El 13 de agosto se declaró, finalmente, la huelga revolucionaria en toda España. Con excepción de Catalunya, País Vasco, Asturias y muy, parcial y episódicamente, Madrid, la geografía peninsular e insular apenas si quedó salpicada por algún que otro brote de violencia.

Con sobrada medida, fueron Barcelona y ciertas poblaciones de su entorno el epicentro de un movimiento que llevó el pánico a las clases medias y poderosas de la nación, así como al conjunto de sus instituciones. Desde el primer momento, sin embargo, la pugna se decantó a favor de los poderes públicos. Cuando las Juntas de Defensa, sobrealarmadas por una alianza entre la tropa y los huelguistas conforme al modelo triunfante en la Rusia de la primera gran etapa de la revolución bolchevique, se colocaron a las órdenes del gobierno Dato para reprimir la huelga, la suerte de esta estaba definitivamente echada. Varias decenas de muertos entre los últimos en el Principado catalán -donde su primera autoridad castrense no vaciló en el uso de la artillería para doblegar el alzamiento obrero--, en el de Asturias y en Bilbao -futuro gran centro fundacional del Partido Comunista de España-- fue el balance de la represión protagonizada por unas Fuerzas Armadas fieles a la monarquía parlamentaria de Alfonso XIII.

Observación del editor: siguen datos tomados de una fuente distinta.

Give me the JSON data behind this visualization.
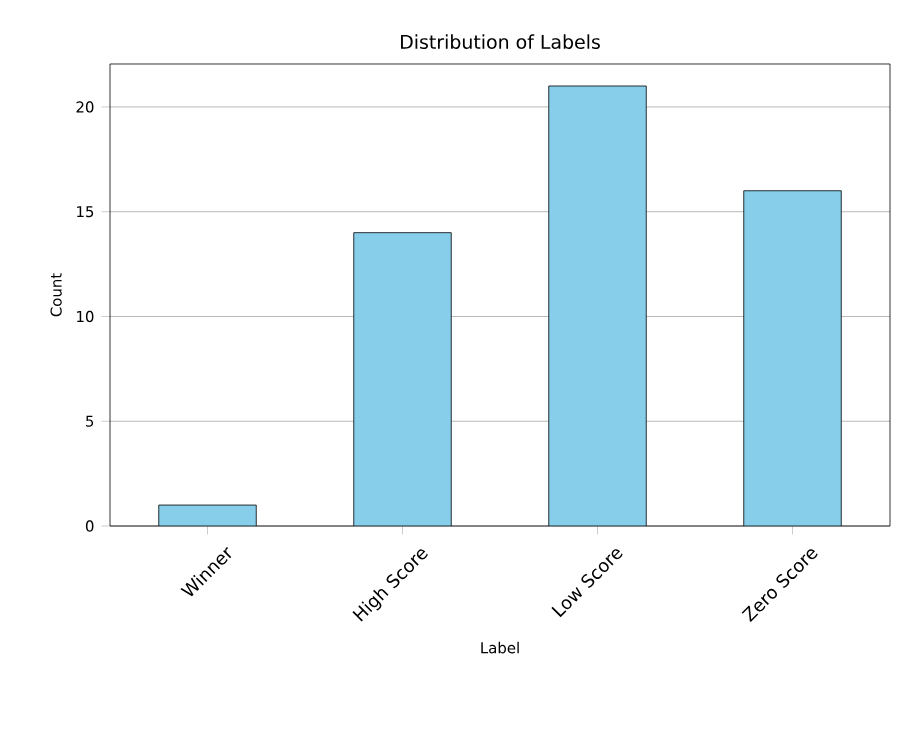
{
  "chart_data": {
    "type": "bar",
    "title": "Distribution of Labels",
    "xlabel": "Label",
    "ylabel": "Count",
    "categories": [
      "Winner",
      "High Score",
      "Low Score",
      "Zero Score"
    ],
    "values": [
      1,
      14,
      21,
      16
    ],
    "color": "#87ceeb",
    "ylim": [
      0,
      22.05
    ],
    "yticks": [
      0,
      5,
      10,
      15,
      20
    ],
    "grid": "y"
  }
}
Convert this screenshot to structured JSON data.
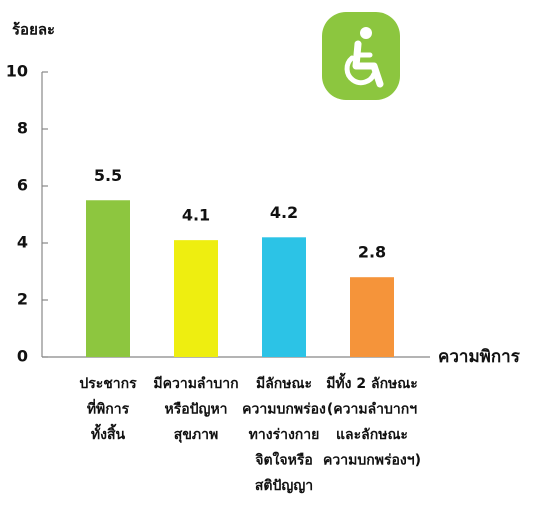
{
  "chart_data": {
    "type": "bar",
    "y_label": "ร้อยละ",
    "x_label": "ความพิการ",
    "categories": [
      "ประชากร\nที่พิการ\nทั้งสิ้น",
      "มีความลำบาก\nหรือปัญหา\nสุขภาพ",
      "มีลักษณะ\nความบกพร่อง\nทางร่างกาย\nจิตใจหรือ\nสติปัญญา",
      "มีทั้ง 2 ลักษณะ\n(ความลำบากฯ\nและลักษณะ\nความบกพร่องฯ)"
    ],
    "values": [
      5.5,
      4.1,
      4.2,
      2.8
    ],
    "colors": [
      "#8dc63f",
      "#eeee10",
      "#2cc3e6",
      "#f5943a"
    ],
    "ylim": [
      0,
      10
    ],
    "yticks": [
      0,
      2,
      4,
      6,
      8,
      10
    ],
    "grid": false
  }
}
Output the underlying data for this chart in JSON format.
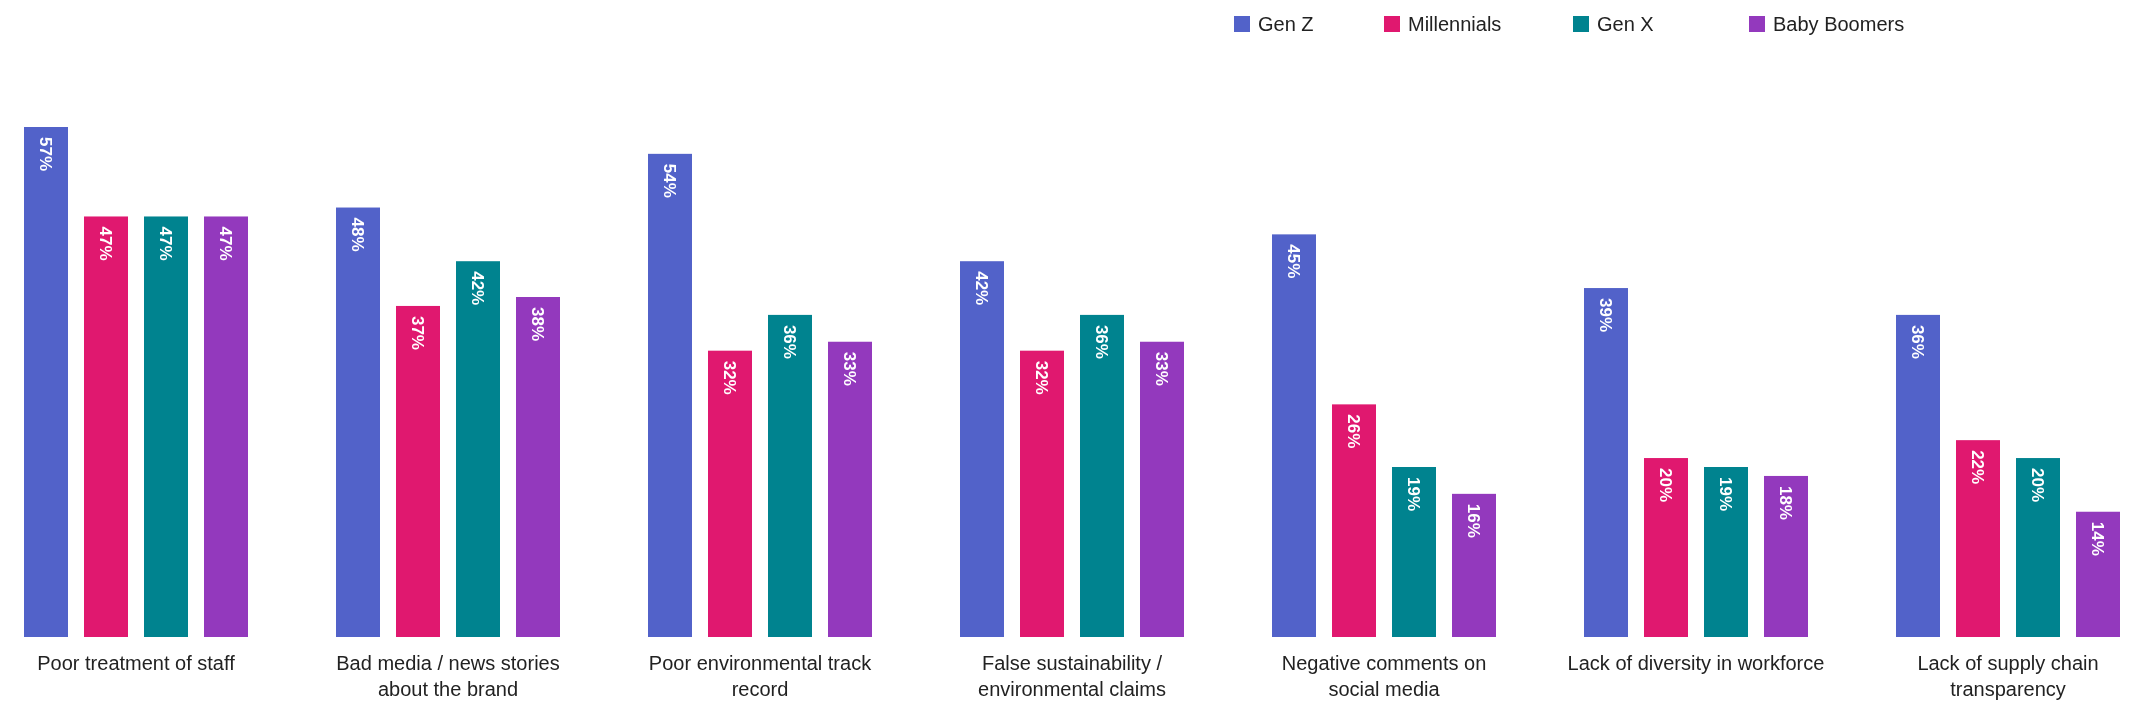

La acusada sensibilidad política y la intensa y ya dilatada experiencia gobernante del monarca le percataron de inmediato de la hondura de una crisis que no quedaba cerrada por «la apelación al soldado». Este -las Juntas de Defensa--, además, se impacientaba por extraer los mayores réditos de su respaldo al Estado. En la misma situación anímica se hallaban Cambó y la Lliga, ulcerados por la extendida acusación en los medios políticos y periodísticos de haber incitado la acción de los huelguista para luego inhibirse… Con todo, la iniciativa regia de formar un ministerio de concentración, según la pauta introducida coetáneamente en Francia, no llegó a buen puerto debido a las disputas y enconos entre las fuerzas parlamentarias.

Así, el Gabinete del liberal García Prieto, marqués de Alhucemas, fue un expediente provisional, que, tras una aborrascada y fugaz gestión -otoño 1917/inicios de la primavera del año siguiente--, no avanzó en el remedio de una tesitura que amenazaba crecientemente por pudrirse ante el temor creciente de un rey que veía desmoronarse un sistema arquitrabado medio siglo atrás por A. Cánovas, el gran integrador de la política española contemporánea.